Building Intentional Nodes
The Past
Village Square & Organic Growth
The Present
Permanent Traffic Jam (Exhaustion)
The Future
Intentional Social Nodes
Astrid R. thinks the future of urban planning isn’t more roads, but better ‘nodes’-places where the flow stops and people are forced to actually inhabit a space together. I think the same applies to our social architecture. We need nodes. We need permissions. If we can’t find our way back to the village, then we have to build a version of it that works for our current reality. Whether that means hiring a consultant for your career or a companion for your evening, the goal is the same: to navigate a complex world with a little less friction.
The Cheapest Investment
Maybe the next time I’m at brunch and someone mentions paying for a résumé coach, I’ll ask them why they think their professional narrative is more worth investing in than their personal Saturday night. I’ll probably get some blank stares. I might even lose a few ‘organic’ friends. But as Astrid would say, sometimes you have to clear the old traffic patterns to make room for a better way to move.

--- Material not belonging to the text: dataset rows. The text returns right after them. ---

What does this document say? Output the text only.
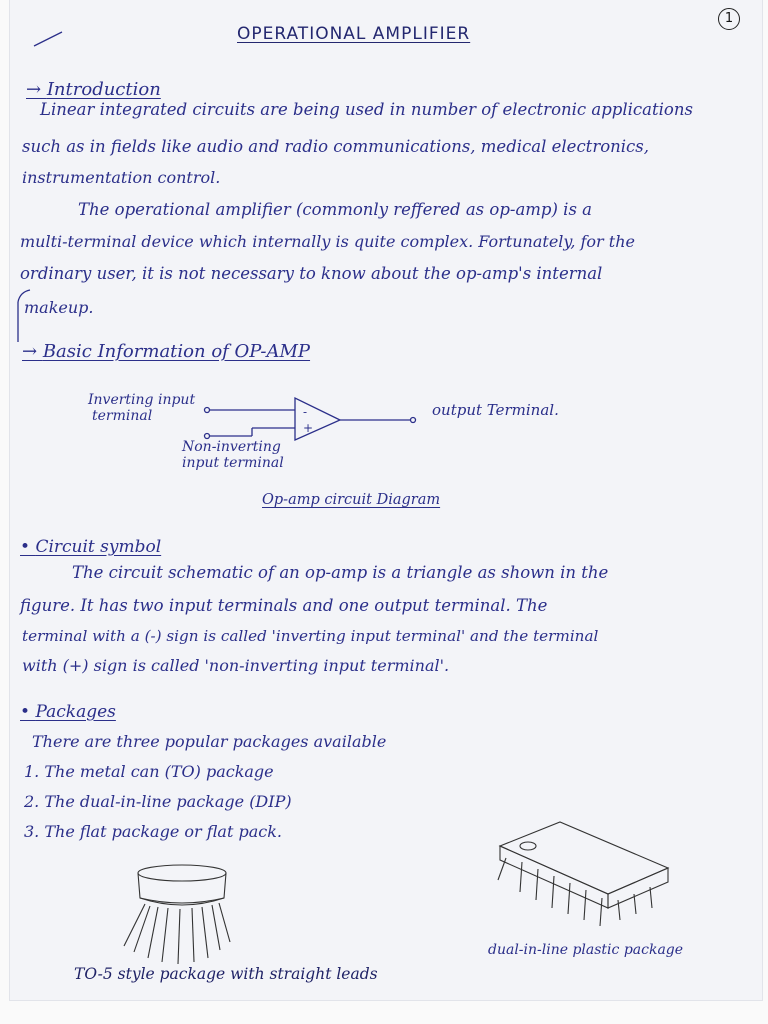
1
OPERATIONAL AMPLIFIER
→ Introduction
Linear integrated circuits are being used in number of electronic applications
such as in fields like audio and radio communications, medical electronics,
instrumentation control.
The operational amplifier (commonly reffered as op-amp) is a
multi-terminal device which internally is quite complex. Fortunately, for the
ordinary user, it is not necessary to know about the op-amp's internal
makeup.
→ Basic Information of OP-AMP
Inverting input
terminal
Non-inverting
input terminal
output Terminal.
-
+
Op-amp circuit Diagram
• Circuit symbol
The circuit schematic of an op-amp is a triangle as shown in the
figure. It has two input terminals and one output terminal. The
terminal with a (-) sign is called 'inverting input terminal' and the terminal
with (+) sign is called 'non-inverting input terminal'.
• Packages
There are three popular packages available
1. The metal can (TO) package
2. The dual-in-line package (DIP)
3. The flat package or flat pack.
TO-5 style package with straight leads
dual-in-line plastic package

I don’t need more consultants to tell me how to work; I need more ways to remember how to inhabit a room without feeling like I’m auditioning for my own life. If that costs a few dollars and a bit of social ‘pride,’ it’s the cheapest investment I’ve made in years. The 1007th time I feel a sense of belonging in a crowded room will be just as valid as the first, regardless of how I got there.